Un clair de lune sous les tropiques

 
Combien de fois, ô Lune, en ces paisibles heures
Où l’ombre de la nuit s’épand sur nos demeures,
Quand ton globe d’argent montait à l’horizon,
J’ai promené mon rêve à travers le gazon
Où tes rayons lactés glissaient avec mollesse !
Des saules éplorés éclairant la tristesse,
Tu dormais à mes pieds sur la mousse et les fleurs,
Et, du dôme des bois perçant les profondeurs,
Tu blanchissais là-bas les filaos des tombes,
Les rocs du cap Bernard que hantent les palombes.
Tu planais sur les monts comme l’ange des nuits,
Et ta calme lumière endormait mes ennuis ;
Et la belle-de-nuit, frêle et mystérieuse,
S’ouvrait aux blancs reflets de ta clarté rêveuse.
Comme elle je sentais mon cœur s’épanouir,
Et les troubles secrets en moi s’évanouir.
Et sous ton disque pur dont le jour la captive,
Et seule à mes côtés, la muse moins craintive
A la brise des soirs abandonnait ses vers
Que semblait écouter le silence des airs.

Et cette nuit, sur l’onde où ma nef est bercée,
Je m’abandonne encore à ma vague pensée
En te voyant flotter sous le ciel vaste et pur,
Comme un navire aussi dans une mer d’azur.
Qu’il est doux de rêver à tes muettes flammes
Qui viennent près de moi se jouer dans les lames !
Tu sembles effleurer d’un vol mystérieux
Le flot calme et sans fond de l’océan des cieux ;
Et le rayon qui pleut de ton globe nocturne
Vient baigner ma paupière et mon front taciturne.

Bel astre, n’es-tu pas le fortuné séjour
Des vivants dont les yeux se sont fermés au jour,
L’asile aérien, la flottante demeure
De ceux qui sont partis et qu’ici-bas l’on pleure ?
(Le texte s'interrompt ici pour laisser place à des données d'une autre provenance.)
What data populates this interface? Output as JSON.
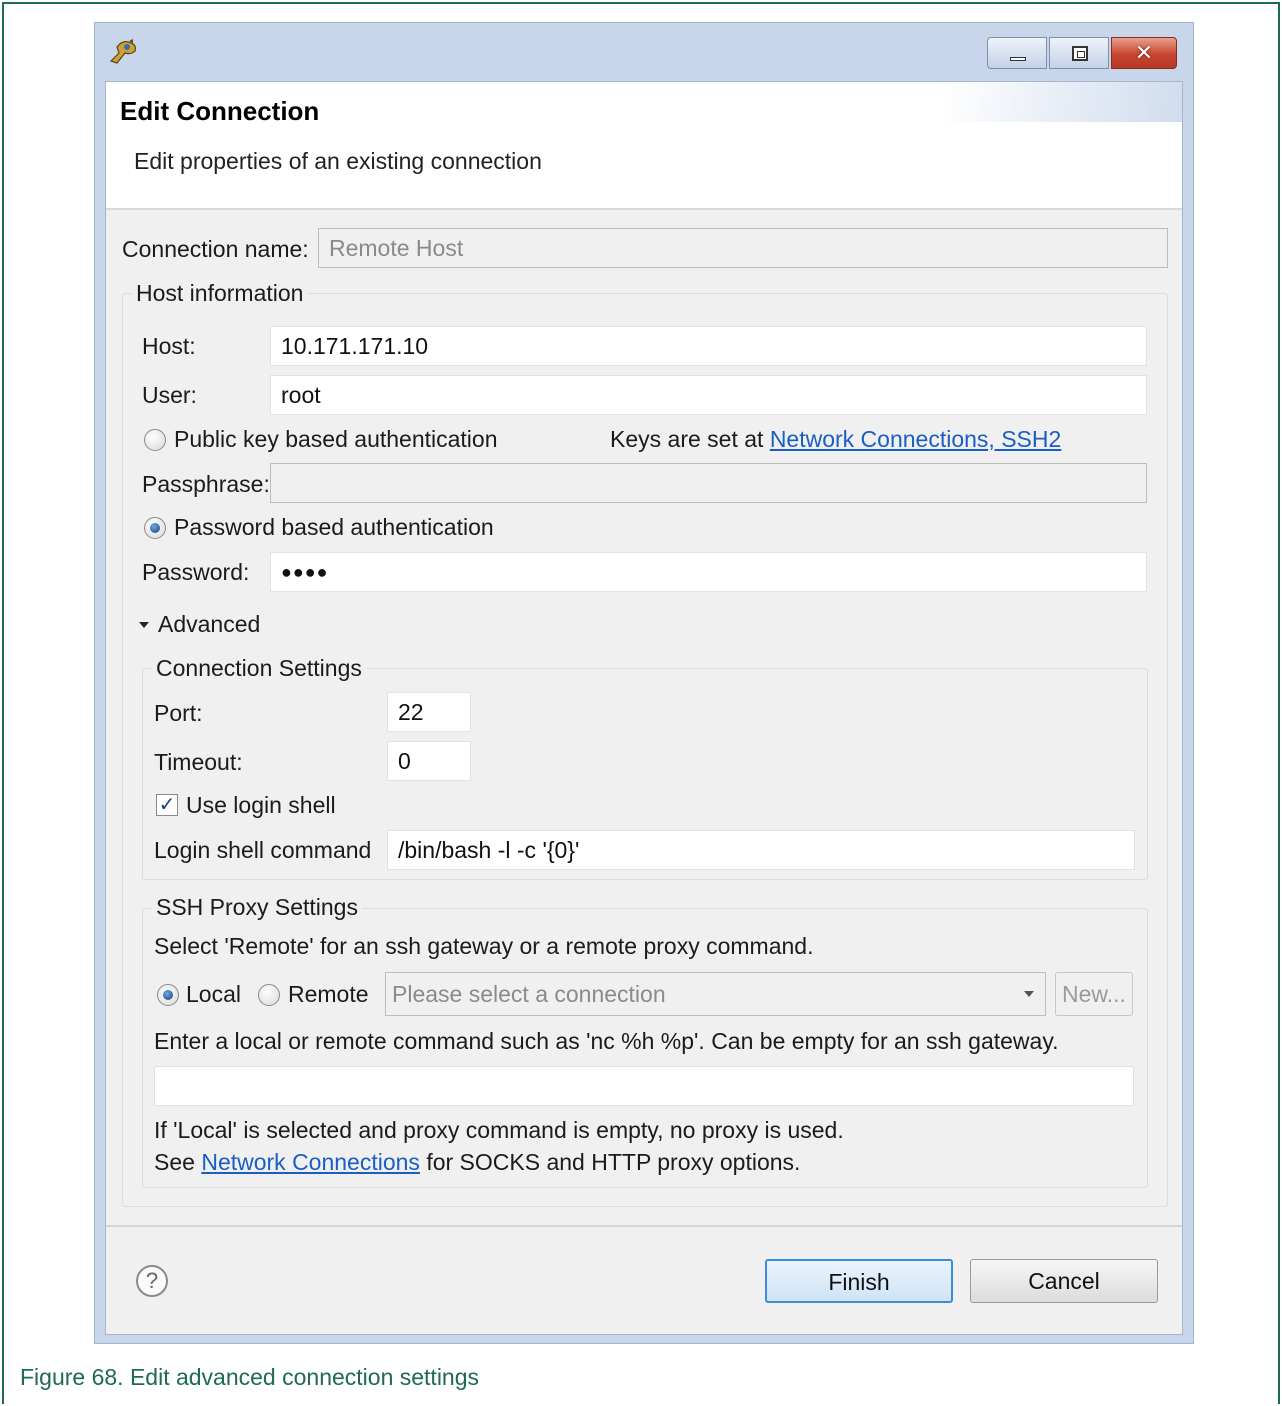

Peut-être que l’un d’eux, en ce même moment
Où mon œil te contemple au fond du firmament,
Suit des claires hauteurs de ta paisible sphère
Notre globe natal, notre Éden, notre terre,
Dont l’orbe voyageur, dans l’éther emporté,
De l’espace et du temps parcourt l’immensité.
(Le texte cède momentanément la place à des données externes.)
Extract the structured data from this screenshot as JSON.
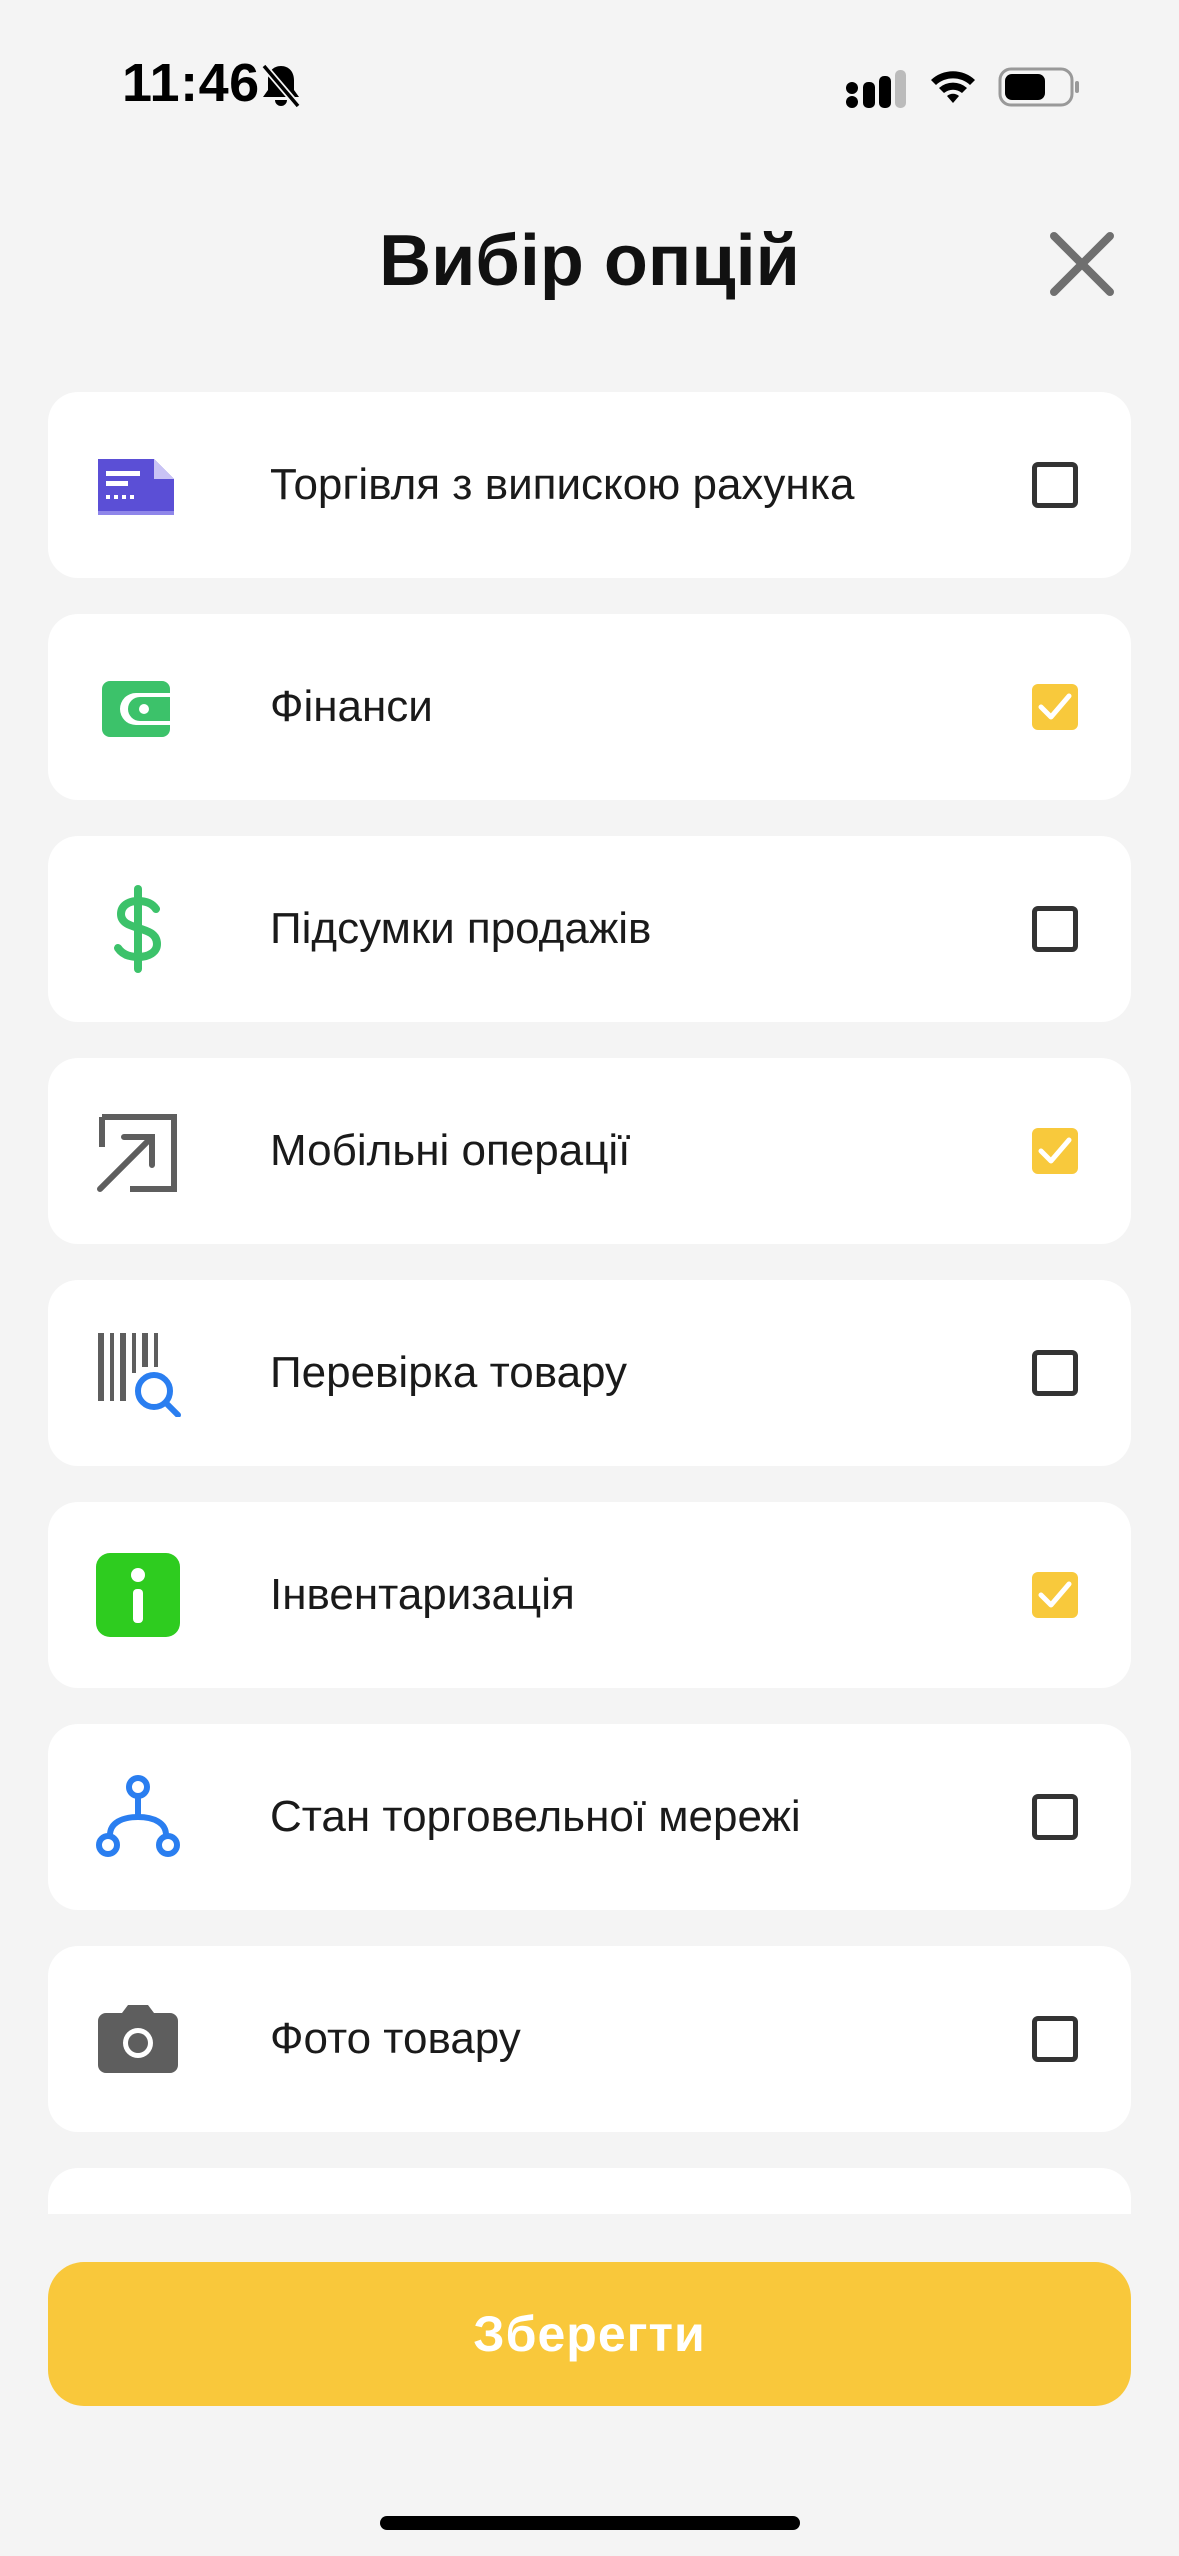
{
  "status_bar": {
    "time": "11:46",
    "icons": [
      "bell-slash-icon",
      "signal-icon",
      "wifi-icon",
      "battery-icon"
    ]
  },
  "header": {
    "title": "Вибір опцій",
    "close_icon": "close-icon"
  },
  "options": [
    {
      "label": "Торгівля з випискою рахунка",
      "icon": "invoice-icon",
      "checked": false
    },
    {
      "label": "Фінанси",
      "icon": "wallet-icon",
      "checked": true
    },
    {
      "label": "Підсумки продажів",
      "icon": "dollar-icon",
      "checked": false
    },
    {
      "label": "Мобільні операції",
      "icon": "external-arrow-icon",
      "checked": true
    },
    {
      "label": "Перевірка товару",
      "icon": "barcode-search-icon",
      "checked": false
    },
    {
      "label": "Інвентаризація",
      "icon": "info-icon",
      "checked": true
    },
    {
      "label": "Стан торговельної мережі",
      "icon": "network-icon",
      "checked": false
    },
    {
      "label": "Фото товару",
      "icon": "camera-icon",
      "checked": false
    }
  ],
  "save_button": {
    "label": "Зберегти"
  },
  "colors": {
    "accent": "#f9c83b",
    "background": "#f4f4f4",
    "card": "#ffffff"
  }
}
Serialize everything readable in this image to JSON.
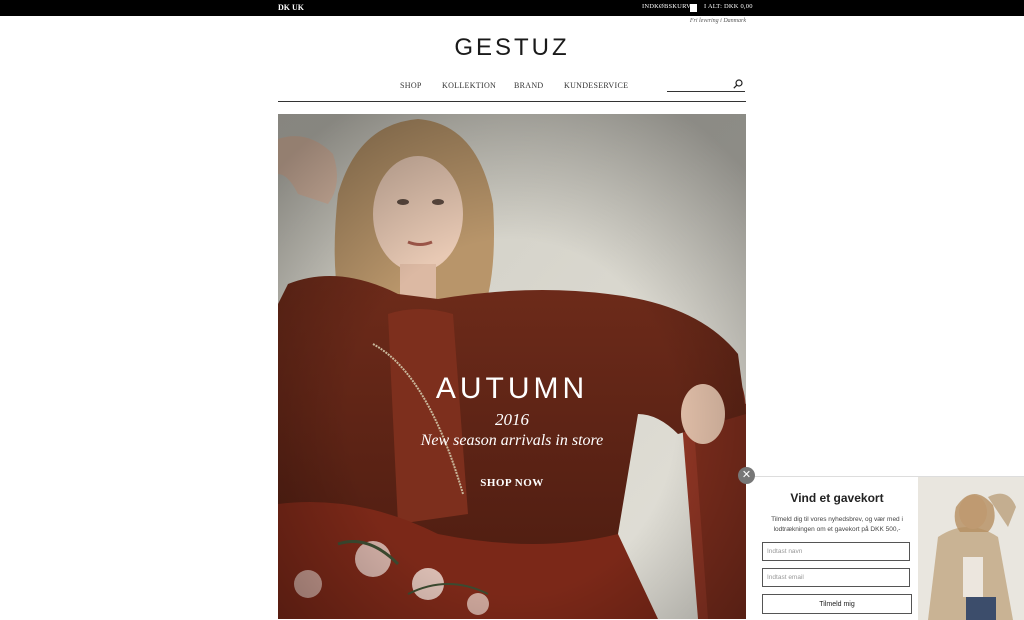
{
  "topbar": {
    "lang_dk": "DK",
    "lang_uk": "UK",
    "cart_label": "INDKØBSKURV",
    "cart_total": "I ALT: DKK 0,00"
  },
  "header": {
    "free_delivery": "Fri levering i Danmark",
    "logo": "GESTUZ"
  },
  "nav": {
    "items": [
      "SHOP",
      "KOLLEKTION",
      "BRAND",
      "KUNDESERVICE"
    ]
  },
  "search": {
    "placeholder": "",
    "icon": "search-icon"
  },
  "hero": {
    "title": "AUTUMN",
    "year": "2016",
    "subtitle": "New season arrivals in store",
    "cta": "SHOP NOW"
  },
  "popup": {
    "close_icon": "close-icon",
    "close_glyph": "✕",
    "title": "Vind et gavekort",
    "text": "Tilmeld dig til vores nyhedsbrev, og vær med i lodtrækningen om et gavekort på DKK 500,-",
    "name_placeholder": "Indtast navn",
    "email_placeholder": "Indtast email",
    "submit": "Tilmeld mig"
  },
  "colors": {
    "topbar": "#000000",
    "hero_jacket": "#7a2f1c",
    "hero_wall": "#d8d6cc"
  }
}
Ah ! quand la mort bénie aura clos ma paupière,
Mon âme libre enfin de sa prison grossière,
Dans ce fluide éther déployant son essor,
Ira se reposer sur ta planète d’or !
Là, tel qu’un exilé dont la vue attendrie
Revoit avec ivresse et larmes sa patrie,
Mais qui, des jours passés gardant le souvenir,
Songe au pays lointain qu’il apprit à bénir ;
Âme heureuse et rendue à la cité première,
Je chercherai des yeux à ta pâle lumière
La très chère planète où j’ai reçu le jour
Et la suivrai longtemps d’un long regard d’amour.
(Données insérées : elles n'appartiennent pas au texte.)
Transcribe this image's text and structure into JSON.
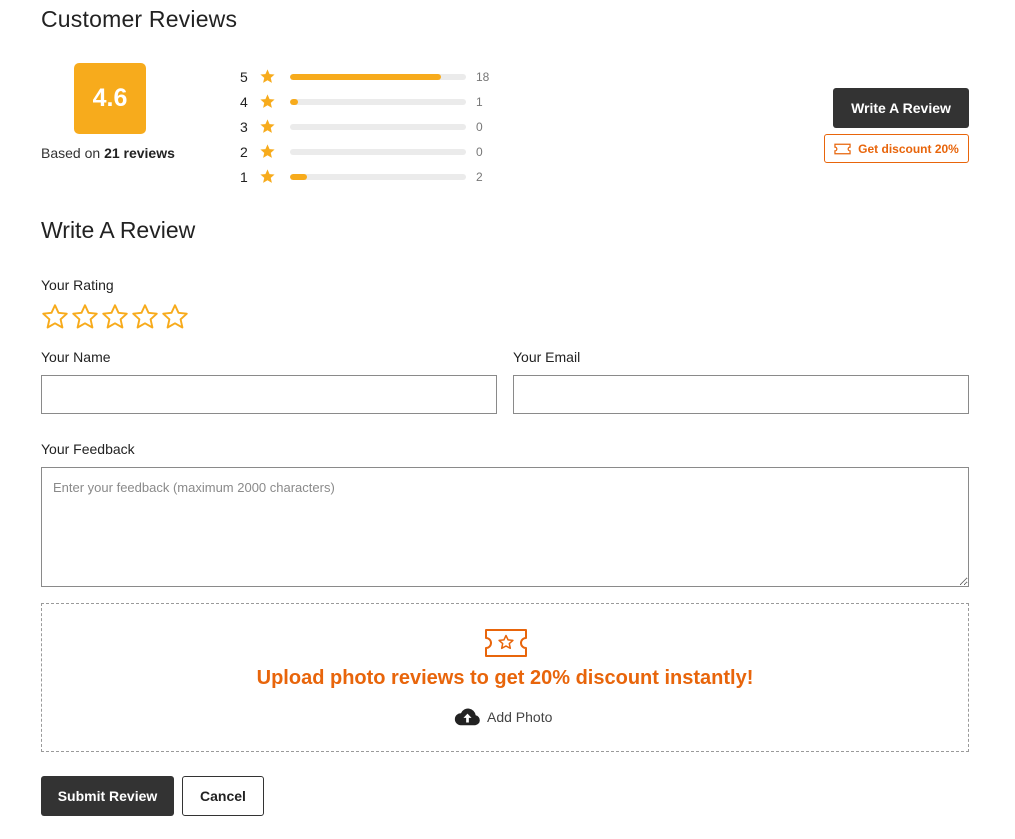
{
  "summary": {
    "title": "Customer Reviews",
    "average": "4.6",
    "based_prefix": "Based on",
    "based_count": "21 reviews",
    "distribution": [
      {
        "stars": "5",
        "count": "18",
        "fraction": 0.857
      },
      {
        "stars": "4",
        "count": "1",
        "fraction": 0.048
      },
      {
        "stars": "3",
        "count": "0",
        "fraction": 0
      },
      {
        "stars": "2",
        "count": "0",
        "fraction": 0
      },
      {
        "stars": "1",
        "count": "2",
        "fraction": 0.095
      }
    ],
    "write_review_label": "Write A Review",
    "discount_label": "Get discount 20%"
  },
  "form": {
    "title": "Write A Review",
    "rating_label": "Your Rating",
    "rating_value": 0,
    "name_label": "Your Name",
    "name_value": "",
    "email_label": "Your Email",
    "email_value": "",
    "feedback_label": "Your Feedback",
    "feedback_placeholder": "Enter your feedback (maximum 2000 characters)",
    "upload_text": "Upload photo reviews to get 20% discount instantly!",
    "add_photo_label": "Add Photo",
    "submit_label": "Submit Review",
    "cancel_label": "Cancel"
  },
  "colors": {
    "accent": "#f7ab1c",
    "discount": "#e8650b",
    "dark_button": "#333333"
  },
  "icons": {
    "star": "star-icon",
    "ticket": "ticket-icon",
    "upload": "cloud-upload-icon"
  }
}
Je me rappellerai les lieux où mon enfance
Croissait libre et déjà songeuse, et sans défense ;
Où j’écoutais - soupir monotone et lointain -
La complainte du nègre et du bobre africain ;
Où le souffle clément des brises alizées
Rafraîchit de nos fleurs les urnes épuisées ;
Où l’oiseau du Bengale et les jeunes ramiers
Viennent fermer leur aile à l’ombre des palmiers ;
Où les ruisseaux suivant leur cours par les savanes
Portent leur frais murmure au seuil de nos cabanes
Je me rappellerai mon splendide soleil
Fécondant nos rochers de son rayon vermeil,
Et ces arbres dont l’ombre, abritant ma jeunesse,
Berçait de mes vingt ans l’africaine mollesse :
L’épais tamarinier où j’aimais à m’asseoir,
Et qui ferme sa feuille aux approches du soir ;
Le letchy balançant ses grappes de fruits roses,
Le manguier de son dôme ombrageant les jam-roses,
Et la colline ombreuse exhalant ses fraîcheurs,
D’où l’œil voit sur les mers la barque des pêcheurs ;
Le front aérien des Salazes sublimes
Dont aucun pied humain n’a profané les cimes.
Je me rappellerai les bords de la Dumas,
Les plaines du Champborne aux sveltes mimosas :
C’est là que j’ai grandi sous les yeux de ma mère ;
C’est là que s’élevait son agreste chaumière,
Dont le toit dominait les vastes champs de riz,
Comme un nid balancé par les rameaux fleuris.
Je me rappellerai ces lieux de ma naissance
Qu’une enfant, notre sœur, parfumait d’innocence ;
Et mon âme et mes yeux auront des pleurs d’amour,
Et sous l’azur sacré du céleste séjour,
Mariant ses accords à ma voix attendrie,
La lyre chantera ma terrestre patrie.